Tenía ganas de tomarse una cerveza, pero sabía que si abría una lata Lennart haría lo mismo. Y no solo una. Corría el riesgo de que vaciara la nevera.

El reloj casi marcaba la medianoche y Lennart no mostraba indicios de querer irse a casa. Micke se puso fatigosamente en pie. El día siguiente también sería ajetreado.

– Joder, mira que nevar antes de Navidad -dijo, y fue a buscar un par de cervezas.

17

Berglund llevaba una hora apostado en la parada de la plaza Vaksala del autobús número 9. Sostenía el carné de policía en una mano y una fotografía de John Jonsson en la otra. Tenía la sensación de haber preguntado a un centenar de pasajeros si conocían al hombre de la foto.

– ¿Este es al que asesinaron? -preguntó una mujer con curiosidad.

– ¿Lo reconoce?

– No me relaciono con esa gente -repuso ella.

Iba cargada con bolsas y paquetes, al igual que el resto. El ambiente era tenso. «La gente no parece contenta», pensó Berglund.

Era policía en Uppsala desde hacía muchos años.
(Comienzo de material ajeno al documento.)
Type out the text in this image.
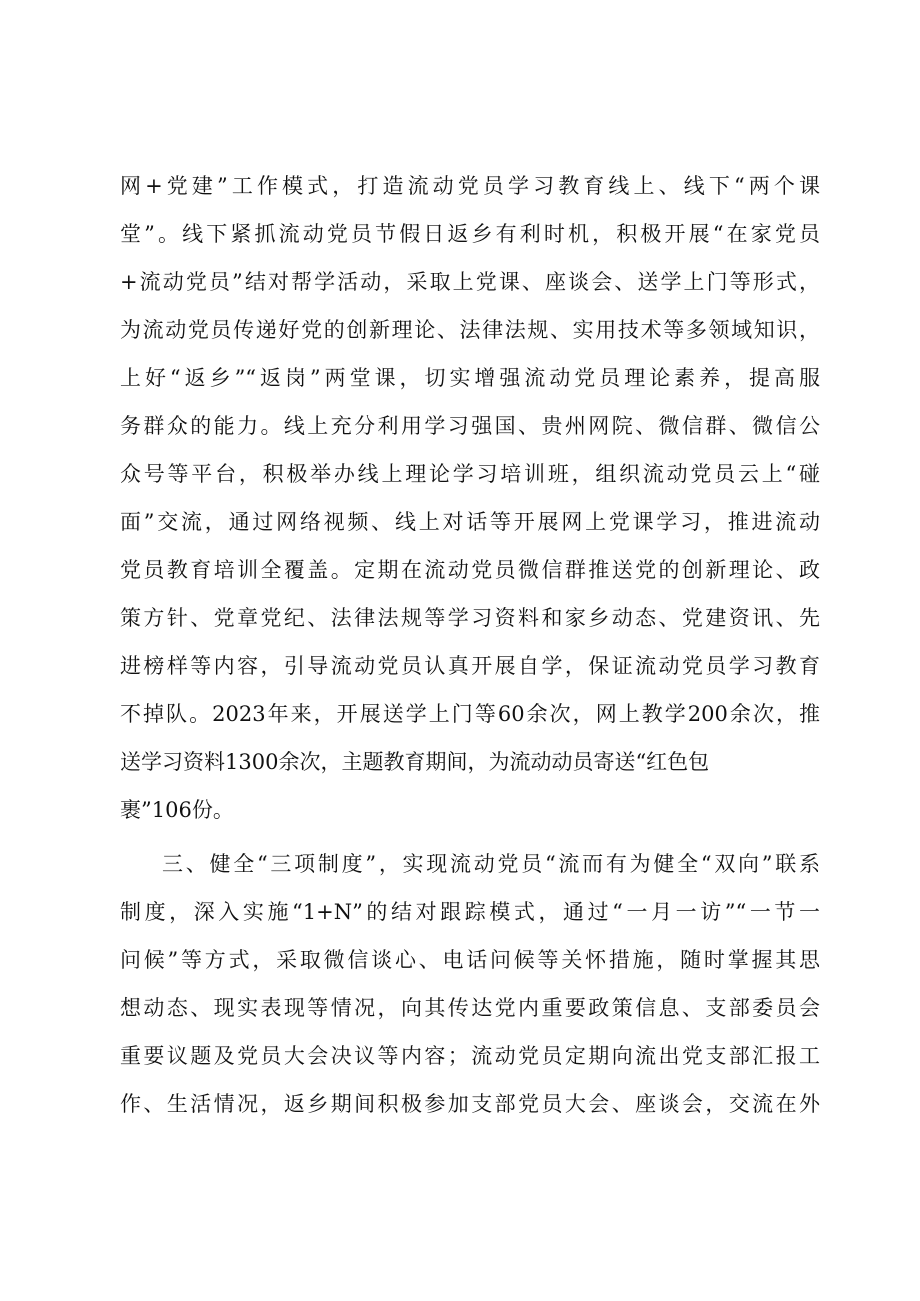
网+党建”工作模式，打造流动党员学习教育线上、线下“两个课
堂”。线下紧抓流动党员节假日返乡有利时机，积极开展“在家党员
+流动党员”结对帮学活动，采取上党课、座谈会、送学上门等形式，
为流动党员传递好党的创新理论、法律法规、实用技术等多领域知识，
上好“返乡”“返岗”两堂课，切实增强流动党员理论素养，提高服
务群众的能力。线上充分利用学习强国、贵州网院、微信群、微信公
众号等平台，积极举办线上理论学习培训班，组织流动党员云上“碰
面”交流，通过网络视频、线上对话等开展网上党课学习，推进流动
党员教育培训全覆盖。定期在流动党员微信群推送党的创新理论、政
策方针、党章党纪、法律法规等学习资料和家乡动态、党建资讯、先
进榜样等内容，引导流动党员认真开展自学，保证流动党员学习教育
不掉队。2023年来，开展送学上门等60余次，网上教学200余次，推
送学习资料1300余次，主题教育期间，为流动动员寄送“红色包
裹”106份。
三、健全“三项制度”，实现流动党员“流而有为健全“双向”联系
制度，深入实施“1+N”的结对跟踪模式，通过“一月一访”“一节一
问候”等方式，采取微信谈心、电话问候等关怀措施，随时掌握其思
想动态、现实表现等情况，向其传达党内重要政策信息、支部委员会
重要议题及党员大会决议等内容；流动党员定期向流出党支部汇报工
作、生活情况，返乡期间积极参加支部党员大会、座谈会，交流在外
Esta era una misión rutinaria, una de muchas, pero nunca dejaba de sorprenderle la reacción de los ciudadanos. Ahora, mientras intentaba resolver un asesinato, congelado en la parada del autobús, haciendo horas extras cuando debía estar preparando la fiesta de Navidad con su mujer, encontraba, si no desgana, sí una actitud muy reservada.

Se acercó a un hombre mayor que se acababa de detener, dejaba en el suelo un puñado de bolsas y encendía un cigarrillo.
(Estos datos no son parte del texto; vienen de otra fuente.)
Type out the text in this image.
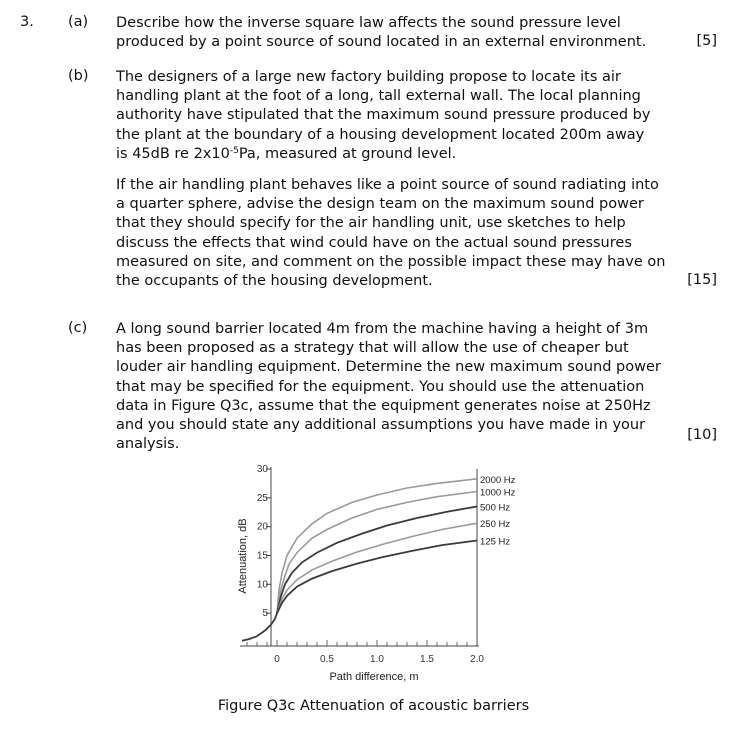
3. (a) Describe how the inverse square law affects the sound pressure level produced by a point source of sound located in an external environment.	[5]
(b) The designers of a large new factory building propose to locate its air handling plant at the foot of a long, tall external wall. The local planning authority have stipulated that the maximum sound pressure produced by the plant at the boundary of a housing development located 200m away
is 45dB re $2x10^{-5}Pa$, measured at ground level.
If the air handling plant behaves like a point source of sound radiating into a quarter sphere, advise the design team on the maximum sound power that they should specify for the air handling unit, use sketches to help discuss the effects that wind could have on the actual sound pressures measured on site, and comment on the possible impact these may have on the occupants of the housing development.	[15]
(c) A long sound barrier located 4m from the machine having a height of 3m has been proposed as a strategy that will allow the use of cheaper but louder air handling equipment. Determine the new maximum sound power that may be specified for the equipment. You should use the attenuation data in Figure Q3c, assume that the equipment generates noise at 250Hz and you should state any additional assumptions you have made in your analysis.
[10]
5
10
15
20
25
30
0	0.5	1.0	1.5	2.0
2000 Hz
1000 Hz
500 Hz
250 Hz
125 Hz
Attenuation, dB
Path difference, m
Figure Q3c Attenuation of acoustic barriers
– Hola, soy Berglund, de la policía -dijo, y enseñó su placa-, ¿reconoce a esta persona?

El hombre dio una profunda calada y luego estudió la fotografía.

– Sí, claro, lo conozco desde hace mucho tiempo. Es el chaval del chapista.

Alzó la vista y lanzó una mirada inquisitiva a Berglund.

– ¿Tiene problemas con la justicia?

A Berglund le gustó la voz del hombre. «Un poco ronca, seguro que fuma mucho», pensó el policía. Y coincidía con su apariencia: un rostro sincero, curtido, de ojos claros.

– No, al contrario. Está muerto.

El hombre dejó caer el cigarrillo al suelo y lo pisó.

– Conocía a sus padres -contó-, Albin y Aina.

Berglund de pronto vislumbró un contexto. Se trataba de una sensación difusa que en realidad no tenía nada que ver con la resolución del asesinato. Tenía que ver más bien con la agradable voz del hombre y su carisma. Se ajustaba al contexto. A veces Berglund se fiaba de esas sensaciones. Si intentaba explicarlo solo encontraba palabras extravagantes, en desuso.

Supuso que el hombre había sido un obrero, quizá de la construcción. Su piel curtida delataba que había estado expuesto al sol, al frío y al viento durante muchos años. El dialecto lo delataba, así como su manera de vestir, el chaquetón y el elegante sombrero algo comido por las polillas, las manos de recias uñas. Parecía un hombre alto, bien aseado, aunque andaba un poco encorvado.

Si hablaran un rato el contexto se aclararía. A pesar de la diferencia de casi quince años, tendrían seguramente una serie de conocidos comunes, de experiencias y referencias compartidas.

Berglund sabía que resolver crímenes era una cuestión de patrones, así que en cierto modo el hombre y su contexto, su barrio, sus recuerdos, sus gestos y su lenguaje eran parte de la solución. Era como si nada fuera imposible; bastaba con tener la habilidad de encajar las piezas del puzzle de la ciudad.

– ¿Vive cerca de aquí?

El hombre hizo un movimiento con la cabeza.

– En la calle Marielundsgatan -dijo-, pero voy a ver al chaval. Vive en Salabackar.

– Yo estaré por aquí una hora más -indicó Berglund-, pero quizá podríamos vernos después y tomar un café.

El hombre dijo sí con la cabeza, como si fuera lo más normal del mundo que un policía te parara en la calle y luego te fueras a tomar café con él.

– Necesito aclarar unas cosas -explicó Berglund.

– Comprendo -asintió el hombre-. Me llamo Oskar Pettersson. Me encontrará en la guía, llámeme si necesita algo. Estaré en casa a las ocho. Solo voy a llevarle unos arenques y unas cuantas cosas al chaval.